The Bergmans won two other Oscars for their song “Windmills of Your Mind” on “The Thomas Crown Affair” in 1968 and for the score for “Yentl” in 1983, which was also directed by and starring Streisand. The couple also won four Emmys and two Golden Globes, among others.
Husband and wife “always” worked together, Bergman said at a 1996 workshop for the American Society of Composers, Authors and Publishers (ASCAP). “We think separately when we’re not together,” she said, “so we’ll bring something different into the room when we get together to work.”
Bergman became the first woman elected to the ASCAP Board of Directors in 1985, according to ASCAP, and was elected President and Chairman of the Board in 1994. In 1980, Bergman and her husband were inducted into the Songwriters Hall of Fame. .
Streisand reacted to the news of Bergman’s death in a statement on Twitter, saying that Marilyn and Alan Bergman “were like a family, as well as brilliant lyricists.”

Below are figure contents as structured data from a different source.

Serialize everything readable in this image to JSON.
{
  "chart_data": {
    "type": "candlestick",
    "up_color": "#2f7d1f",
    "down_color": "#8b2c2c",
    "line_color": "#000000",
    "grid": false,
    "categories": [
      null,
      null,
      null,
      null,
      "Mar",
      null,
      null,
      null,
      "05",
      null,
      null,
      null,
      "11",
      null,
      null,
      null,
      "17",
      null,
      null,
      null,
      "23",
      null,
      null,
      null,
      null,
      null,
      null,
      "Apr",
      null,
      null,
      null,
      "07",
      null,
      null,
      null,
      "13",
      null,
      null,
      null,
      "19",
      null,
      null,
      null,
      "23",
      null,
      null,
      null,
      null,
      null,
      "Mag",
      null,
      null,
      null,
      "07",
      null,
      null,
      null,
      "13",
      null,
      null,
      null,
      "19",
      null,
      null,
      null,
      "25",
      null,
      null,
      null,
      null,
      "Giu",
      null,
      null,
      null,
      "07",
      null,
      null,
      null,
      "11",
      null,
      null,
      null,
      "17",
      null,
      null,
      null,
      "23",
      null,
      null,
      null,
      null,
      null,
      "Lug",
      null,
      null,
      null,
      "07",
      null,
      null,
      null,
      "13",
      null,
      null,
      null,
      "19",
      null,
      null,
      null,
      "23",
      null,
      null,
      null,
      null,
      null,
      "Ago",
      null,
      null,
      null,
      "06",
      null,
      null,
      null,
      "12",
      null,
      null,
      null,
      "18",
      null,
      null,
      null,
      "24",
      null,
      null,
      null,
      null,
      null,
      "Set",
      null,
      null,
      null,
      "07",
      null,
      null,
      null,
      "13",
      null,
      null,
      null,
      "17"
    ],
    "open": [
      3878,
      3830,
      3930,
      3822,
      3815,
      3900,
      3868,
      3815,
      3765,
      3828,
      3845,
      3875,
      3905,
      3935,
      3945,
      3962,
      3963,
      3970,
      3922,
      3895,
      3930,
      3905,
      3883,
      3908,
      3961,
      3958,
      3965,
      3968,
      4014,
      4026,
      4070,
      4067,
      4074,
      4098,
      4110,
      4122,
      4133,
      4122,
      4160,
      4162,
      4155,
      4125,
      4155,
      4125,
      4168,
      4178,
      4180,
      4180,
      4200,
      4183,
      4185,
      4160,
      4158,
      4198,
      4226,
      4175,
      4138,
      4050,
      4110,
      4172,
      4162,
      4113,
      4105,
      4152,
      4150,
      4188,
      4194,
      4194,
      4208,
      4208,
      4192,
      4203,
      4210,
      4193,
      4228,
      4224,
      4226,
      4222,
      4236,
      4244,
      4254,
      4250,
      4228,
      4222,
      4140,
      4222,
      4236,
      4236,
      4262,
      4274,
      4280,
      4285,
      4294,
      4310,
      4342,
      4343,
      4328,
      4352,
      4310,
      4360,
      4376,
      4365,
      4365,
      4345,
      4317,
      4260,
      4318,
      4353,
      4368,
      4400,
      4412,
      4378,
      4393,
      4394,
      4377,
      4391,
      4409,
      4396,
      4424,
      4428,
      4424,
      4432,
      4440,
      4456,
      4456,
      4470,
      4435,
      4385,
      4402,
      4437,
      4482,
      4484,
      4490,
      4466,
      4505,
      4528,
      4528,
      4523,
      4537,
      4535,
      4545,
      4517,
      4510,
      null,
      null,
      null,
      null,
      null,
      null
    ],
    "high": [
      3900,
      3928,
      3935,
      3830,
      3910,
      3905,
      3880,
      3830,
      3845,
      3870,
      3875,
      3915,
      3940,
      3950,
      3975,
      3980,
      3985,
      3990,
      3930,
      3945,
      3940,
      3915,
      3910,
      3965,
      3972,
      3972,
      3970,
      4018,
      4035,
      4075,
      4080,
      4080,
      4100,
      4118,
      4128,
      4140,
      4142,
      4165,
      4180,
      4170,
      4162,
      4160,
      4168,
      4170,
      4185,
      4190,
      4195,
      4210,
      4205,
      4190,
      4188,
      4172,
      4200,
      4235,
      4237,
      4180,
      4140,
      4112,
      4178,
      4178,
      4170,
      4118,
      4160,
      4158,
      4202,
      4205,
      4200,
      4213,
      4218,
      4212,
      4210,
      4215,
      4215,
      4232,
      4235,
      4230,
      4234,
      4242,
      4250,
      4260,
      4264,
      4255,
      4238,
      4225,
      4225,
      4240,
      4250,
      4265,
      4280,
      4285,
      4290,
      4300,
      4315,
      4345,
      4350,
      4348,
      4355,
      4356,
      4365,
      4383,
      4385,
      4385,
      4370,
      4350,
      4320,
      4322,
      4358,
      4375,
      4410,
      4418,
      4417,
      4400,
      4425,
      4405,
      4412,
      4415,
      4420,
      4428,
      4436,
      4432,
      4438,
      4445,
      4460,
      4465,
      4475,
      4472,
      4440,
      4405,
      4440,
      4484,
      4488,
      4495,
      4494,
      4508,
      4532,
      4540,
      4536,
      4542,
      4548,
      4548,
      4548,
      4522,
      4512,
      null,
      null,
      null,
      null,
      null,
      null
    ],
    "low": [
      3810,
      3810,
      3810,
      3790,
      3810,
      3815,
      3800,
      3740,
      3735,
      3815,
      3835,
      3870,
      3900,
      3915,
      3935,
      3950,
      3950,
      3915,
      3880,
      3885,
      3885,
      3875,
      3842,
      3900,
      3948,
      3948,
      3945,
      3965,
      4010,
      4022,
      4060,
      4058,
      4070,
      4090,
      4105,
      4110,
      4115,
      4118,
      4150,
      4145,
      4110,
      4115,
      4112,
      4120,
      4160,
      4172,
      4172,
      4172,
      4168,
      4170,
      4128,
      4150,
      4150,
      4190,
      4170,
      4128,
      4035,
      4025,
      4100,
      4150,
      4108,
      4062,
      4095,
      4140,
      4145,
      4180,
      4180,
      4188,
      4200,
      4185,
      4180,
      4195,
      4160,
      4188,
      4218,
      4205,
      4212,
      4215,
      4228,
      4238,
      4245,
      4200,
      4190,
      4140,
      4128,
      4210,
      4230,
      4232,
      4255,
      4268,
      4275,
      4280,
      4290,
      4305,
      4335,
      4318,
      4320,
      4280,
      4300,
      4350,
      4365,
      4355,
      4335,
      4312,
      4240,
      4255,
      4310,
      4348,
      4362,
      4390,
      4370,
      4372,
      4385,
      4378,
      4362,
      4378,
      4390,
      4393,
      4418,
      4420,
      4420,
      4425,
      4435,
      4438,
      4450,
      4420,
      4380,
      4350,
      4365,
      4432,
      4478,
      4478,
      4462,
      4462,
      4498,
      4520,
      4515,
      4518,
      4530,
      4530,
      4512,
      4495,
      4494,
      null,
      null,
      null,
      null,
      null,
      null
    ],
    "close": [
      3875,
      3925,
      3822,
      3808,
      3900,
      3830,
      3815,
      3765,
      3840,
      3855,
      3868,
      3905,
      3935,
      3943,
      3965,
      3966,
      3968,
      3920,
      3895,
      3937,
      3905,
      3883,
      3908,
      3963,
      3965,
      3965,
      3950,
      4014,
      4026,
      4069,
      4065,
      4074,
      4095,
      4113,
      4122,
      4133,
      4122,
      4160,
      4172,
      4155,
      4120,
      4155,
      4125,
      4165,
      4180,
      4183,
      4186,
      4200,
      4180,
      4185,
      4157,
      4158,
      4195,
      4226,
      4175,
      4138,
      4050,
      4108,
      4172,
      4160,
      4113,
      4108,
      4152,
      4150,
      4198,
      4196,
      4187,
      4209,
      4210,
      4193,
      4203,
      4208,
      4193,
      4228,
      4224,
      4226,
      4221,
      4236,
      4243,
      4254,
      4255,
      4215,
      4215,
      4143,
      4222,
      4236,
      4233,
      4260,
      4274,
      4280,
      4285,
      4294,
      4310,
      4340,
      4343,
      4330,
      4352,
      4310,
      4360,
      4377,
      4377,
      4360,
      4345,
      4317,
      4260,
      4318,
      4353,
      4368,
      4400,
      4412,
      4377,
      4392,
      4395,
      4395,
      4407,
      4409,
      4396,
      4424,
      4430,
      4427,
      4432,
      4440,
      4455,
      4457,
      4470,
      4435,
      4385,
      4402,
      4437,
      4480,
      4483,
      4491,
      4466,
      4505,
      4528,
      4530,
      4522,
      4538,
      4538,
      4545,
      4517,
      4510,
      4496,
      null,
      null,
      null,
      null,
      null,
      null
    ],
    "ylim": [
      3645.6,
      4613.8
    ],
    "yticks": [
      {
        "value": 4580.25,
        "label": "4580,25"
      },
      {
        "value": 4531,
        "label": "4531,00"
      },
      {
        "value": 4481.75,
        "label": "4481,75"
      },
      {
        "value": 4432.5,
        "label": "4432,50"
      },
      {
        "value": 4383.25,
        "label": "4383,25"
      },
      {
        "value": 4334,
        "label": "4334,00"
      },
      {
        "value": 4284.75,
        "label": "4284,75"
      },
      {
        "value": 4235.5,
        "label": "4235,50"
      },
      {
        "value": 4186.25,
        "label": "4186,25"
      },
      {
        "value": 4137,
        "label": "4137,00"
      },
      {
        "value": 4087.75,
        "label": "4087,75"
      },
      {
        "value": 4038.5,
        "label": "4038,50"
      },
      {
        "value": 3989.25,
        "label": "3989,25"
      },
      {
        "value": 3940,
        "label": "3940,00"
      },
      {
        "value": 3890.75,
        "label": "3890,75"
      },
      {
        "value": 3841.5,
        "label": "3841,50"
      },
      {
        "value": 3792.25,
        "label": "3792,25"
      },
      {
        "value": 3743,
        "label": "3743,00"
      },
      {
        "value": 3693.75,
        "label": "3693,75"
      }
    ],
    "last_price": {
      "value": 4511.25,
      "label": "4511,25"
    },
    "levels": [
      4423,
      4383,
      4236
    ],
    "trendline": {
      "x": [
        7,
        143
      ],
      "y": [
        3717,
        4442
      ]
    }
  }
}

“We met more than 60 years ago backstage in a small nightclub, and we never stopped loving and working together. Their songs are timeless, just like our love,” Streisand said. “Rest in peace.”

Composer Paul Williams, current president and president of ASCAP, called Bergman “one of the greatest lyricists who ever lived” and a “brilliant composer who together with her husband … gave us some of the most beautiful and most beautiful lyrics. enduring for all time.. ”

“She was a tireless and fierce advocate for music creators, not only during her tenure as president of ASCAP, but throughout her life,” Williams said in a statement. “Our community will miss his intelligence, his wit and his wisdom.”